Being strategically agile may sound like a low effort strategy in that there is no need to develop a plan, that instead, we just sit back and take what the market is giving us. Unfortunately, “be easy” does not alone make us strategically agile—well, at least not effectively strategically agile. To best be able to pivot we actually have to be more prepared than those who will be executing a pre-planned strategy regardless of competitive response. Whereas the strategically inflexible need prepare for the single strategy they choose to employ, having the confidence and capacity to shift gears mid-offseason or mid-draft often requires being prepared for multiple scenarios.

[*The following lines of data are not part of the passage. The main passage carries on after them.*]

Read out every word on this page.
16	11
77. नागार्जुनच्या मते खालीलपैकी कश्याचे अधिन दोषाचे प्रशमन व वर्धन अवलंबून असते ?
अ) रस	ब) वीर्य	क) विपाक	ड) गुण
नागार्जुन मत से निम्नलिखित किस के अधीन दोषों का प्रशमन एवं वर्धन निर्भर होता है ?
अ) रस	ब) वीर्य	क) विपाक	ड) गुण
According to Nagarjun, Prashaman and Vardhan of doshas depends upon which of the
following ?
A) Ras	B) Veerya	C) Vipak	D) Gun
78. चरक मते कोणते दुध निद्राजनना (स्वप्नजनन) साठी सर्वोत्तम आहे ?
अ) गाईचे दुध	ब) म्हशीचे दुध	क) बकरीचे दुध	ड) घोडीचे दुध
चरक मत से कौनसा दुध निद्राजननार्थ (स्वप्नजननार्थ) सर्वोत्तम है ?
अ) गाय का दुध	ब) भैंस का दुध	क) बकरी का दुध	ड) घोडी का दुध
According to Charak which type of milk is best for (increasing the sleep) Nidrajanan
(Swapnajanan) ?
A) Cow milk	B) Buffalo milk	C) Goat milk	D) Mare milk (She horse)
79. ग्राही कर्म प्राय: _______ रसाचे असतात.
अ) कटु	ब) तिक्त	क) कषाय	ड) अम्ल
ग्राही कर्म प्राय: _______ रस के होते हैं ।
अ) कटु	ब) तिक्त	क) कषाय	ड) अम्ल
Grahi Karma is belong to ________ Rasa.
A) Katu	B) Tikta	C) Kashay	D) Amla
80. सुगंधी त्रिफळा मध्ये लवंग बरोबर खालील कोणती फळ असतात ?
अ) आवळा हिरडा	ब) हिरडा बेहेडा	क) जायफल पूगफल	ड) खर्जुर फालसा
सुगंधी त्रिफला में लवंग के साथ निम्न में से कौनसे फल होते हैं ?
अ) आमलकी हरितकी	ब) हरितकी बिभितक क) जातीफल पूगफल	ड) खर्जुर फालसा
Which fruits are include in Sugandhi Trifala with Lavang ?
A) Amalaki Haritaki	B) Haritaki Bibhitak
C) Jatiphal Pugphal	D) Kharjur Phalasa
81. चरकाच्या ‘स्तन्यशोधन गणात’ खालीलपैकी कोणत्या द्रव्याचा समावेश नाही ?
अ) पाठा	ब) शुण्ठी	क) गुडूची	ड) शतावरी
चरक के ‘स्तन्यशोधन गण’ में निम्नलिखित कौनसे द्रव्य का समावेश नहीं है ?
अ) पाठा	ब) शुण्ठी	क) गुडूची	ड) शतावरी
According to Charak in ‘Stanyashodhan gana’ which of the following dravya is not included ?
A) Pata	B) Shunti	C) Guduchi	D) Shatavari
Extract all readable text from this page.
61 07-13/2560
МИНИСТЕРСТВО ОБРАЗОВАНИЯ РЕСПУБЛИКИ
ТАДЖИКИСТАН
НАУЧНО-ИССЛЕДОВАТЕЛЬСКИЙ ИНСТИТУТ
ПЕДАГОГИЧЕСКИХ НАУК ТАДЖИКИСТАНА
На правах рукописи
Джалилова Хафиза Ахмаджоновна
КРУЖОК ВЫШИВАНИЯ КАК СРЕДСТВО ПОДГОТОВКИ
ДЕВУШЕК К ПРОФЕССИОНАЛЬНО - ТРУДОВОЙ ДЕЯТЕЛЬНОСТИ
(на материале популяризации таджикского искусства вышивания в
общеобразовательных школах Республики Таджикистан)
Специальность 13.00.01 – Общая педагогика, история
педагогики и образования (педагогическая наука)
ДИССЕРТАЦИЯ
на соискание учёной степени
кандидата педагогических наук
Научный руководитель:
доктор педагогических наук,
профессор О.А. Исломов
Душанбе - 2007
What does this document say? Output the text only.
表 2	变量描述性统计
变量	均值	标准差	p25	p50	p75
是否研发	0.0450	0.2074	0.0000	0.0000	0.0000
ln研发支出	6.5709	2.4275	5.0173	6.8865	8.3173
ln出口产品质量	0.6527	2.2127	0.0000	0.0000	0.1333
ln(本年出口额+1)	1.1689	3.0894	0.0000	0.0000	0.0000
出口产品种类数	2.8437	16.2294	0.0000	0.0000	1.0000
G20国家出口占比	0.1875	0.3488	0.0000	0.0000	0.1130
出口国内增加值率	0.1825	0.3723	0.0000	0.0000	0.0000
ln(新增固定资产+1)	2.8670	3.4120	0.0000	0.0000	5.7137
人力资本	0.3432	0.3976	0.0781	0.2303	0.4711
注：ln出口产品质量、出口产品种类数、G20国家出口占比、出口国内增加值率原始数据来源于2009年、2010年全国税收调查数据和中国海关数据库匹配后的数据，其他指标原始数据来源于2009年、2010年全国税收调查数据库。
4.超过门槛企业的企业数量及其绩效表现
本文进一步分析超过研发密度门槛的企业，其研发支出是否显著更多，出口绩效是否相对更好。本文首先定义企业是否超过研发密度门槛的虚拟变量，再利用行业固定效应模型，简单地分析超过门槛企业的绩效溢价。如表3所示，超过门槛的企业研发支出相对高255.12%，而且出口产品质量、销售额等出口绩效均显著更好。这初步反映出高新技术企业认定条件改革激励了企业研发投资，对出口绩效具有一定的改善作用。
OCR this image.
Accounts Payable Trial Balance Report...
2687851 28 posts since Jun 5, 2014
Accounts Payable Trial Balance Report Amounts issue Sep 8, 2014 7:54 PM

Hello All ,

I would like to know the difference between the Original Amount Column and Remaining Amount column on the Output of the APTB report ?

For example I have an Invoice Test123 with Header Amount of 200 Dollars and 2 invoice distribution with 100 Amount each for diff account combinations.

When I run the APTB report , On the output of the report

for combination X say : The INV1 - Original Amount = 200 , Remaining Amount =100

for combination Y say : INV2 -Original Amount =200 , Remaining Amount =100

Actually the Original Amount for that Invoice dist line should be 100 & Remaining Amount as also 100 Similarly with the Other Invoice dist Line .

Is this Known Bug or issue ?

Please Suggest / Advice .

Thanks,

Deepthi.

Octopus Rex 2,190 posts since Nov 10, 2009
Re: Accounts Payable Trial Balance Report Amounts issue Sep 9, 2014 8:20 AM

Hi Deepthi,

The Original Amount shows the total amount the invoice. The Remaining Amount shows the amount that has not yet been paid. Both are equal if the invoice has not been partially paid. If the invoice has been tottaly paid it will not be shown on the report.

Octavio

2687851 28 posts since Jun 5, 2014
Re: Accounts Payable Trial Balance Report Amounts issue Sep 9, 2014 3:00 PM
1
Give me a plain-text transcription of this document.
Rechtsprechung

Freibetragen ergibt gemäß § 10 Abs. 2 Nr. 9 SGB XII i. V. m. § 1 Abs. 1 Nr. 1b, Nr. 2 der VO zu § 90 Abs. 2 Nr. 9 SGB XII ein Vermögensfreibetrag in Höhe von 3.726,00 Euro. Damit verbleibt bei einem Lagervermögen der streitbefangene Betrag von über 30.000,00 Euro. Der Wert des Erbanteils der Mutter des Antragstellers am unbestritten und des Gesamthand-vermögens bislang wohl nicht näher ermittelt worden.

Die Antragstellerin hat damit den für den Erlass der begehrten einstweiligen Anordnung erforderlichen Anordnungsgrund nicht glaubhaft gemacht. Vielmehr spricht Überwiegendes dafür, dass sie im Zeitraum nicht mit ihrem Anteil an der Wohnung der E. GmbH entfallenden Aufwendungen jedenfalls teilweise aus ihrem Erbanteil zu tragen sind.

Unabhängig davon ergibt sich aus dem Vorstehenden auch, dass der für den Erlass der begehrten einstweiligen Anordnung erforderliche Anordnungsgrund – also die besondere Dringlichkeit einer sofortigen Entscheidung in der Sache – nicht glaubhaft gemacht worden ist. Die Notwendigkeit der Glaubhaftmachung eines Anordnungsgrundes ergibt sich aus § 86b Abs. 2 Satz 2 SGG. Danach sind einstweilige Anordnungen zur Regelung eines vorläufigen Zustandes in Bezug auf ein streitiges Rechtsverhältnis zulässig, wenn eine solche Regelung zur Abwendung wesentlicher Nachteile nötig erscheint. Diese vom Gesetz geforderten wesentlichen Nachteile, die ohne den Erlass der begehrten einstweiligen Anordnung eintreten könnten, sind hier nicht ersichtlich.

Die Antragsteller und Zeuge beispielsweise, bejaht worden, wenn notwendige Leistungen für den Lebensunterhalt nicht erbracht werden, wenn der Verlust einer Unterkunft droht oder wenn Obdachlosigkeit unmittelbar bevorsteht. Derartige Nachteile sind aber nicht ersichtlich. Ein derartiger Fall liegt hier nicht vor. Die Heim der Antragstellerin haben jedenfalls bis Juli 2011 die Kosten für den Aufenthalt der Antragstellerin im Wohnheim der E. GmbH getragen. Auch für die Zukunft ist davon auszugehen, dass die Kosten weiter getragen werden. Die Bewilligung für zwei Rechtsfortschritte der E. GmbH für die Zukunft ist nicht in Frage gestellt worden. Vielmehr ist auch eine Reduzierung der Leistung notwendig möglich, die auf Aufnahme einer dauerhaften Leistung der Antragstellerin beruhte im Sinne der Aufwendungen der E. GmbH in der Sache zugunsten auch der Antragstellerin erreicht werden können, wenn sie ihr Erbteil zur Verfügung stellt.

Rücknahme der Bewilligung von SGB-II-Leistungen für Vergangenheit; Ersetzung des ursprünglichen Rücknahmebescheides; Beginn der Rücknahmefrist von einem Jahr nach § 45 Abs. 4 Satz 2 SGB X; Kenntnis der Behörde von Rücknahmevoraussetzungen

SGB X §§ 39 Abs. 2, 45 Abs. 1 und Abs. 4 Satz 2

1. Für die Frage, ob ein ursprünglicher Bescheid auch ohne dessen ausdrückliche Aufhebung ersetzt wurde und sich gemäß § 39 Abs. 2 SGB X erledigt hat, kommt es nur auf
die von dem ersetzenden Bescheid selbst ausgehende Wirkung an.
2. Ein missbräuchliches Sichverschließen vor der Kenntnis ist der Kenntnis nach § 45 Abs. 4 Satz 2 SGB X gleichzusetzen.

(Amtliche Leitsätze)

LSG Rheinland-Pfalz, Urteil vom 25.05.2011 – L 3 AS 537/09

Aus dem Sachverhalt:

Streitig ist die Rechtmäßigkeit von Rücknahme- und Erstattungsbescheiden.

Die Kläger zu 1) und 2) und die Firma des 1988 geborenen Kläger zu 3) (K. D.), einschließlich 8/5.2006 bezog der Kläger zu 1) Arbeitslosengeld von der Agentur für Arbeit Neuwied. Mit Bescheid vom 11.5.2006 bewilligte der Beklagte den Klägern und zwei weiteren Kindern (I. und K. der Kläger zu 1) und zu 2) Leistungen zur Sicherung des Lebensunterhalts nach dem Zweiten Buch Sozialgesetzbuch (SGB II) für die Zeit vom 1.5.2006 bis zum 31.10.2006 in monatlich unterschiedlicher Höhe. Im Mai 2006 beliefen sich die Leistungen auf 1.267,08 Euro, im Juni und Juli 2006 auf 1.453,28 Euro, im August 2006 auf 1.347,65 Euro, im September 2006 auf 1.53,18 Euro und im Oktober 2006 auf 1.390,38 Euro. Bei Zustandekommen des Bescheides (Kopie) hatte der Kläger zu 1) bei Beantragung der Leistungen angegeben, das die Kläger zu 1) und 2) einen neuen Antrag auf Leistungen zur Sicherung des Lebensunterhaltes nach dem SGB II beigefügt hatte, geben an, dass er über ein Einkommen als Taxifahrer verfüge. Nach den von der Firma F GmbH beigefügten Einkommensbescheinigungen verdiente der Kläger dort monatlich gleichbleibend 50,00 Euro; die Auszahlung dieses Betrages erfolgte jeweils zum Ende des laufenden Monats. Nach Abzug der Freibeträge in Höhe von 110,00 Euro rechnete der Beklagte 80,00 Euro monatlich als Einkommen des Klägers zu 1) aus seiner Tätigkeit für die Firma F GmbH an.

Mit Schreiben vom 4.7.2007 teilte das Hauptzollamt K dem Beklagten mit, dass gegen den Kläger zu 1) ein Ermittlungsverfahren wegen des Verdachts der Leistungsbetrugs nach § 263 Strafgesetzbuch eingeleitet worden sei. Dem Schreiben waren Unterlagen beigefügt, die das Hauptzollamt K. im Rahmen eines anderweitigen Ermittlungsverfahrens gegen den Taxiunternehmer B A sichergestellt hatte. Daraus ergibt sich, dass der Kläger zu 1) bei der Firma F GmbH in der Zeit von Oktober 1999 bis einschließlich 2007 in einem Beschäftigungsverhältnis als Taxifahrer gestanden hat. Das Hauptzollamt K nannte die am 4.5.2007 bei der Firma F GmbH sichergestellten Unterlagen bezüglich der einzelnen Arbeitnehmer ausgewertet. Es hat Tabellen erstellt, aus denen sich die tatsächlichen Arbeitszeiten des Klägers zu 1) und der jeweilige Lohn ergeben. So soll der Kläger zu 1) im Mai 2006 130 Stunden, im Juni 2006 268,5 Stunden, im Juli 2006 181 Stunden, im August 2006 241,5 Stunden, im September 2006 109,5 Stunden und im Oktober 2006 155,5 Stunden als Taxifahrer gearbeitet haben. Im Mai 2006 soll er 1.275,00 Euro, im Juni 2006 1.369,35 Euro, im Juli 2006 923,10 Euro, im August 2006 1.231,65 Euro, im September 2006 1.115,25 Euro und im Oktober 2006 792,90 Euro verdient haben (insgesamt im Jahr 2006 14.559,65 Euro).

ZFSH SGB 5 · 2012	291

We quickly reject certain ideas: trading away the top minor-league draft pick, trading for a great bat that will have to be put in the utility slot, trading away our only decent starting pitcher, and the like. Many of the inquiries into these valued players and resources are no good and worthy of immediate dismissal. When we combine this half-baked analysis with a healthy dose of unhelpful trade offers, we get conditions that lend themselves to missing unexpected opportunities.

We have discussed this before, but it is important to note that our goal is to make moves and employ strategies that help our team the most. This is a complex goal and our shortcut creating minds make shortcuts to help us accomplish this goal. The key is to make sure, come trade offers and strategy planning sessions, that we do not let these shortcuts stand in the way of proper analysis, even if it does require some extra effort.

Ambiguity

Lastly, even if we have no problem putting in the effort and effectively handling the previously mentioned momentum, the ambiguity effect—a cognitive bias that shows our preference for more certain odds to less certain odd—can still steer us toward pre-planned strategies. Building strategic agility into our process involves a certain amount of uncertainty. While we recommend planning for multiple scenarios, we cannot plan for every scenario. Being strategically agile, therefore, gives us less certain, albeit most likely better, odds. We can therefore see the temptation of making off-season strategic decisions such as “there’s no way I’m trading away my only closer with none available on the market” or “I just can’t start to fully go for it with so many good teams in the race.”

Again, shying away from ambiguity might make us feel more confident in our strategy, but it will not give us a better strategy. As mentioned when we looked at the ambiguity effect’s effect on player valuation, we need to be able to analyze our own process. In order to find the areas in which we are shying away from ambiguity, we have to go looking (with the ambiguity effect in mind). More often than not, the ambiguity effect will show up when we analyze our past decisions, usually at the trades we did not make or the strategy employed by others that we did not consider.

As boring (or interesting) as it is, this always seems to come back to analyzing our own process and assumptions, to critically thinking about how our opponents and we think. So let us keep building in that additional layer of analysis into our process, and hopefully we will be that much more strategically agile this offseason.